Acclaimed author Alice Mattison’s new novel explores the hard choices a young woman and her friends made decades earlier at the height of the Vietnam War.
Decades ago in Brooklyn, three girls demonstrated against the Vietnam War, and each followed a distinct path into adulthood. Helen became a violent revolutionary. Val wrote a controversial book, Bright Morning of Pain, which was essentially a novelization of Helen’s all-too-short but vibrant life. And Olive became an editor and writer, now comfortably settled with her husband, Griff, in modern-day New Haven.

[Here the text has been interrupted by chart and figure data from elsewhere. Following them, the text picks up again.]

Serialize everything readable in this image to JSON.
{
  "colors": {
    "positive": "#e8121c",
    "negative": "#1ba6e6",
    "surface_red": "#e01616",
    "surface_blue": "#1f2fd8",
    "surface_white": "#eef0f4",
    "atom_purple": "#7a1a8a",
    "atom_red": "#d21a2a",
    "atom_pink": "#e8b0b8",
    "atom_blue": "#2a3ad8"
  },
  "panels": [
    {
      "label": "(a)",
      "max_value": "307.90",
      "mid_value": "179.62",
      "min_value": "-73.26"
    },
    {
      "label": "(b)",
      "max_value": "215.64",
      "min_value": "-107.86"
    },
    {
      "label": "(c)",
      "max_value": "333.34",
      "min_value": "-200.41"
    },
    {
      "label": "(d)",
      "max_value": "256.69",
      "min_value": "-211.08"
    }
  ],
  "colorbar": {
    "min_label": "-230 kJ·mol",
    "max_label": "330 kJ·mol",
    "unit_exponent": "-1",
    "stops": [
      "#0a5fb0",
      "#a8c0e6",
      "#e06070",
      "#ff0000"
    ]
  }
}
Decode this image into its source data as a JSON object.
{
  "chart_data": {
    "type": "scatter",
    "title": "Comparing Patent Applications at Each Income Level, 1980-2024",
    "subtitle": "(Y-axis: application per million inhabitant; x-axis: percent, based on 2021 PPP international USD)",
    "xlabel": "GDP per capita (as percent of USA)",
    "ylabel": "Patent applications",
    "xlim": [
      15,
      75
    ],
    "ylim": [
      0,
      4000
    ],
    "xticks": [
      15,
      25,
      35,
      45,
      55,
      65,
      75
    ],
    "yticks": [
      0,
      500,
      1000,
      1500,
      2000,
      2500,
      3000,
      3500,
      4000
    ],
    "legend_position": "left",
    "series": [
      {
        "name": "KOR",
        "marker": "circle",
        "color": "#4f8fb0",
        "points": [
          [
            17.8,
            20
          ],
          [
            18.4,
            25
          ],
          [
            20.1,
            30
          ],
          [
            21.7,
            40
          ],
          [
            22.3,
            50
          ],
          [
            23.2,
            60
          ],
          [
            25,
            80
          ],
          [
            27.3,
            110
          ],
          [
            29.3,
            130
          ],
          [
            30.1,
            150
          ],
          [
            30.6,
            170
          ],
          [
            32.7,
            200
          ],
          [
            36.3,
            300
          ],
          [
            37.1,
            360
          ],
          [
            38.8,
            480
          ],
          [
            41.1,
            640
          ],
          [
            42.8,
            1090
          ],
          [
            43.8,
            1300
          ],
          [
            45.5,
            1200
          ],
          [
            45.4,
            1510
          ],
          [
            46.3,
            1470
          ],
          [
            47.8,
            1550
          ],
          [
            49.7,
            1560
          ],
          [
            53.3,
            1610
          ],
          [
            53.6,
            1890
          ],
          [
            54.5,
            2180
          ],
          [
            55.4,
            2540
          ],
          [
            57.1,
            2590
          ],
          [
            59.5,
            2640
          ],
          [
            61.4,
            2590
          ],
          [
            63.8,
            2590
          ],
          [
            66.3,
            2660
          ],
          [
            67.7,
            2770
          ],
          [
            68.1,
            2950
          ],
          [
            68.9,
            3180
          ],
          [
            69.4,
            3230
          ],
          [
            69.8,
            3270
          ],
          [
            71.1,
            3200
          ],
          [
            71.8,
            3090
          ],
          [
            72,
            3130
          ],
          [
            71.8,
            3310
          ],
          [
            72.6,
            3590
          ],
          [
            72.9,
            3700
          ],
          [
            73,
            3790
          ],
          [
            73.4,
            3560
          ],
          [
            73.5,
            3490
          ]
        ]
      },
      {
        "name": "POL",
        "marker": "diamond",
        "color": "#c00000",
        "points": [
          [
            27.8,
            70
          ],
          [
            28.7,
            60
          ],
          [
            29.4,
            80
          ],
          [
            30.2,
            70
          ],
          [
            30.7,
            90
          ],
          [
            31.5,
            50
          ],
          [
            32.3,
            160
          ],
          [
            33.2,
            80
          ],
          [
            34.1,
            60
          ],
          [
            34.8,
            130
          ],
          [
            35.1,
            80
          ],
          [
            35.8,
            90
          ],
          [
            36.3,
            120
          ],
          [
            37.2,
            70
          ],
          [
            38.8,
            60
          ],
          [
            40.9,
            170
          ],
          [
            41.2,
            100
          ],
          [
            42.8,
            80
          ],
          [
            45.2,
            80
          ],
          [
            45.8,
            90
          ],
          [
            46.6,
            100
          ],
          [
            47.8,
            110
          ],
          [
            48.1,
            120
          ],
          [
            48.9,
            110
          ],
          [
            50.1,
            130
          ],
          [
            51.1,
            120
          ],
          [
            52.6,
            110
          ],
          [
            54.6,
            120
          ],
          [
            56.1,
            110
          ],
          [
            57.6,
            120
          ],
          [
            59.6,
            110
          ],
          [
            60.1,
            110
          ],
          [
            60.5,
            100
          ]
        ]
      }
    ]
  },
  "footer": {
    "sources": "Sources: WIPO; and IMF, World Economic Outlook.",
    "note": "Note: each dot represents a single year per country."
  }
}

When Olive is asked to write an essay about Val’s book, a work that attracts and repulses her in equal measure, doing so brings back to the forefront Olive and Griff’s tangled histories and their complicated reflections on that tumultuous time in their young lives. Things only become more fraught when Griff borrows Olive’s treasured first edition of the novel—and loses it. Then Griff’s quirky and audacious new colleague, Jean Argos, finds the book and begins reading it, setting off a series of events that will introduce new conflicts, tragedies, and friendships into the precarious balance of Olive and Griff’s once stable home.
Conscience, the dazzling new novel from award-winning author Alice Mattison, paints the nuanced relationships between the palpable personalities of Olive, Griff, and Jean with her signature wit and precision. And as Mattison explores the ways in which women make a difference—for good or ill—in the world, she elegantly weaves together the past and the present, and the political and the personal.
About the Author
Alice Mattison’s novels include The Book Borrower, Nothing Is Quite Forgotten in Brooklyn, and When We Argued All Night. Her stories have appeared in The New Yorker, The New York Times, Ploughshares, and Ecotone, and been anthologized in The Pushcart Prize, PEN/O. Henry Prize Stories, and Best American Short Stories. Her most recent work is The Kite and the String: How to Write with Spontaneity and Control—and Live to Tell the Tale. She lives in New Haven, Connecticut.
Alice Mattison’s novels often revolve around an intense friendship between women in a leftish milieu. So does her latest, which offers many of the pleasures of those earlier works. A careful observer of gesture and language, Mattison writes warmly about her characters. The inhabitants of this novel all struggle to live ethical lives.
A novel that’s a lot like life: jumbled and challenging and wonderfully real. Conscience will please those who complain that so much literary fiction is a little too neat, ironical or even adolescent. Indeed, Mattison never hesitates to let her characters worry away at what’s troubling them, cycling back over their own shame and others’ slights in a way that seems wholly, sometimes maddeningly, realistic. But the real triumph of this ruminative novel is that it transports us back to a period when exercising one’s conscience was a national emergency. And then Mattison slyly insists that we acknowledge the moral complexity of our own era with its own equally urgent demands.
Mattison tells several stories in Conscience, and watching them grow and intersect is one of the greatest pleasures of the book. The shifting perspective works well, as a chorus of “I”s helps build a collective sense of the collateral damage of the war and the noisy overlap of friends, family, and lovers that make up a community. The female characters in Conscience are part of a long line of women — working women, sexual women, family women, thinking women — whose lives Mattison has lovingly captured and explored. Mattison gives us an intimate portrait of the struggles and sacrifices of the men and women who protested against the war in Vietnam. She also reminds us of what it is to have, and act on, a conscience, what it is to make a choice and accept the consequences.
Friendship tested in the crucible of political upheaval fascinates Mattison, a writer of extraordinary psychological acuity and crisp wit. It shaped her previous novel, When We Argued All Night, and comes to even stronger fruition in this riveting tale. Mattison’s engrossing exploration of diverse matters of conscience is dynamic, precise, many-layered, funny, ambushing, and provocative.
While exploring the deeply flawed yet enduring marriage of two Vietnam War-era activists now leading comfortable bourgeois lives in New Haven, Connecticut, Mattison also tackles broader issues. Rewarding and certainly timely; Mattison's complex prose matches the multidimensional moral arguments raging inside her prickly, multidimensional characters.
Conscience will be a bittersweet read for many who remember the Vietnam War era. Using two narrative strands, related by three richly complex narrators, the book explores a half century in emotional and political depth.
A complex, challenging, riveting new Alice Mattison novel.